Un bâtiment romain du IIe siècle après J.-C., orné de mosaïques, de fresques et de placages de marbre, a été mis au jour dans le parc de la Villa Celimontana, sur le mont Caelius, à quelques centaines de mètres du Colisée. La Surintendance spéciale de Rome, qui a annoncé la découverte le 6 août 2026, y voit un ensemble d’exception resté enfoui plus de mille cinq cents ans.
La trouvaille est intervenue lors de travaux de consolidation du mur historique de la villa, financés par le Plan national de relance et de résilience italien (PNRR). Là où les archéologues attendaient de simples fondations, ils ont dégagé cinq pièces entièrement fouillées et trois autres partiellement conservées, sur un édifice qui se prolonge vers la Villa Mattei voisine.
Un décor marin d’une rare qualité
La pièce maîtresse est un vaste sol de mosaïque à motifs géométriques organisé autour d’un emblème marin. On y distingue un dauphin, un poisson, une langouste et un crabe disposés autour d’un cratère, ce large vase à deux anses dont les Romains se servaient pour couper le vin d’eau lors des banquets.
Sous ce niveau, les fouilleurs ont repéré une mosaïque plus ancienne, d’époque antonine, à motifs floraux en noir et blanc. Le bâtiment livre aussi de larges pans d’un plafond peint effondré, décoré de cercles rouges et bleus encadrés de moulures de stuc blanc, ainsi que des traces d’opus sectile mêlant marbres blancs et polychromes.
La piste des pompiers de Rome
Une hypothèse retient l’attention des chercheurs. L’édifice aurait pu appartenir à la Ve cohorte des vigiles, ce corps créé par l’empereur Auguste pour lutter contre les incendies et patrouiller la ville la nuit.
Rome comptait sept cohortes de vigiles, chacune couvrant deux des quatorze régions administratives de la ville. Ces unités, à mi-chemin entre le service anti-incendie et la police nocturne, disposaient de casernes équipées de pompes et de citernes. Retrouver l’une de leurs stations sur le mont Caelius éclairerait l’organisation de ce maillage de sécurité urbaine, encore mal documenté sur le terrain.
Plusieurs indices nourrissent cette lecture. Des bases de statues portant les noms de membres de la cohorte, retrouvées dès 1820 sur le site, et des pièces modulaires interprétées comme des logements de soldats vont dans ce sens. La mosaïque au cratère rappelle par ailleurs le décor de salles communes des casernes de vigiles connues à Ostie, l’ancien port de Rome, ce qui renforce l’hypothèse sans la confirmer.
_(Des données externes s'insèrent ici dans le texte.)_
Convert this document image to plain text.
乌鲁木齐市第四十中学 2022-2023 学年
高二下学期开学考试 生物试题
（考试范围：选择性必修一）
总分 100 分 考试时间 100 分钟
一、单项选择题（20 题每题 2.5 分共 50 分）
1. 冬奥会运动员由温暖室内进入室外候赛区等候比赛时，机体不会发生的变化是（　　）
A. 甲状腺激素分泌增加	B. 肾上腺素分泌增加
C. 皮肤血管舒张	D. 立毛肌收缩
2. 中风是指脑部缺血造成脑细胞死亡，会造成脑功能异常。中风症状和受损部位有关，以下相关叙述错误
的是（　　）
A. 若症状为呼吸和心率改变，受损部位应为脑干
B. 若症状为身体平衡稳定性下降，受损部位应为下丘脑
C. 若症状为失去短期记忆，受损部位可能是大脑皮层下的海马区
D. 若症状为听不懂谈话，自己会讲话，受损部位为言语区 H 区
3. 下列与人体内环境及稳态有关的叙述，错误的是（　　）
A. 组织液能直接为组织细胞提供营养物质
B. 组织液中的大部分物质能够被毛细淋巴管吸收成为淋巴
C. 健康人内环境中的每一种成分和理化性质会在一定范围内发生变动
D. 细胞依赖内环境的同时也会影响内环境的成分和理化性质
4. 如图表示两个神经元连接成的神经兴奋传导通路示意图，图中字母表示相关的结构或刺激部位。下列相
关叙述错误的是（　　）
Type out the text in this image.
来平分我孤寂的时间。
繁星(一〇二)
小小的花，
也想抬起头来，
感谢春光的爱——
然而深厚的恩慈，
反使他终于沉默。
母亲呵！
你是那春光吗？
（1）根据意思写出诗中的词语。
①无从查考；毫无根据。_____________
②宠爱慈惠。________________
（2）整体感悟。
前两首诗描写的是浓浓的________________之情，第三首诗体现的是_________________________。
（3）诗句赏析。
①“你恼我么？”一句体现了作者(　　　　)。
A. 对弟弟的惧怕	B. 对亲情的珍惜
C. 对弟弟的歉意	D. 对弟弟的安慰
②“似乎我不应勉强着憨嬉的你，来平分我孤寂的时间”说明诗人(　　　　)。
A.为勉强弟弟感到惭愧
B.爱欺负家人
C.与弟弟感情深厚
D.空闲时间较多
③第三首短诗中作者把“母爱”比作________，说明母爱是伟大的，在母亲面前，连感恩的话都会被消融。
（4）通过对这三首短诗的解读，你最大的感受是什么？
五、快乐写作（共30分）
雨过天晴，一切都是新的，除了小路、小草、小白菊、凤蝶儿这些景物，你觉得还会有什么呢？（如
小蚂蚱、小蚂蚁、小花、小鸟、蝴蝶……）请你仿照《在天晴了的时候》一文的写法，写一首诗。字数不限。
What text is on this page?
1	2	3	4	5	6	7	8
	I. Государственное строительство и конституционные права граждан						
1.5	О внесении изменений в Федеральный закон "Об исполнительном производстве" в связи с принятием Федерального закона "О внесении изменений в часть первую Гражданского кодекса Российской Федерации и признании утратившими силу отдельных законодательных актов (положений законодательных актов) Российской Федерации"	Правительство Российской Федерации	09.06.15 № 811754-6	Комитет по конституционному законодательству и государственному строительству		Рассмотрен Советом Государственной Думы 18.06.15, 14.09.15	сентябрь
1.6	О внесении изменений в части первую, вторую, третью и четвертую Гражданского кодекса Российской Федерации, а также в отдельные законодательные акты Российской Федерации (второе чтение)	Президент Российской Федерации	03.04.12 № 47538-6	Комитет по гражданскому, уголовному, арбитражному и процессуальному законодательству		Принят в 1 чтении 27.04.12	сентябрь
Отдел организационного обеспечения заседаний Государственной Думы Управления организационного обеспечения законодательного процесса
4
« Rome ne cesse de nous étonner »
« Rome continue de nous étonner en révélant des vestiges qui élargissent notre connaissance de la ville antique », a déclaré Daniela Porro, surintendante spéciale de Rome. La responsable rattache la découverte à la longue série de mises au jour qui jalonnent le sous-sol de la capitale italienne.
La directrice scientifique du chantier, Simona Morretta, a pour sa part insisté sur le travail qui reste à mener. « La fouille a livré une masse de données d’un intérêt extraordinaire, mais la phase la plus délicate et la plus complexe commence maintenant », a-t-elle averti. L’édifice, bâti au IIe siècle, aurait été profondément remanié au IIIe siècle.
Un chantier entre restauration et recherche
La découverte illustre la manière dont des travaux de conservation peuvent déboucher sur une avancée scientifique. Valentina Gemignani, cheffe de cabinet du ministère de la Culture, a estimé que le projet montre « comment conservation, recherche et valorisation peuvent avancer de concert ».
Le mont Caelius, l’une des sept collines de la Rome antique, avait déjà livré de riches demeures aristocratiques. Ce nouvel ensemble, dont l’emprise dépasse les huit pièces déjà repérées, devrait faire l’objet de fouilles complémentaires avant toute mise en valeur pour le public. Les chercheurs entendent d’abord préciser la fonction exacte du bâtiment et son évolution entre le IIe et le IIIe siècle.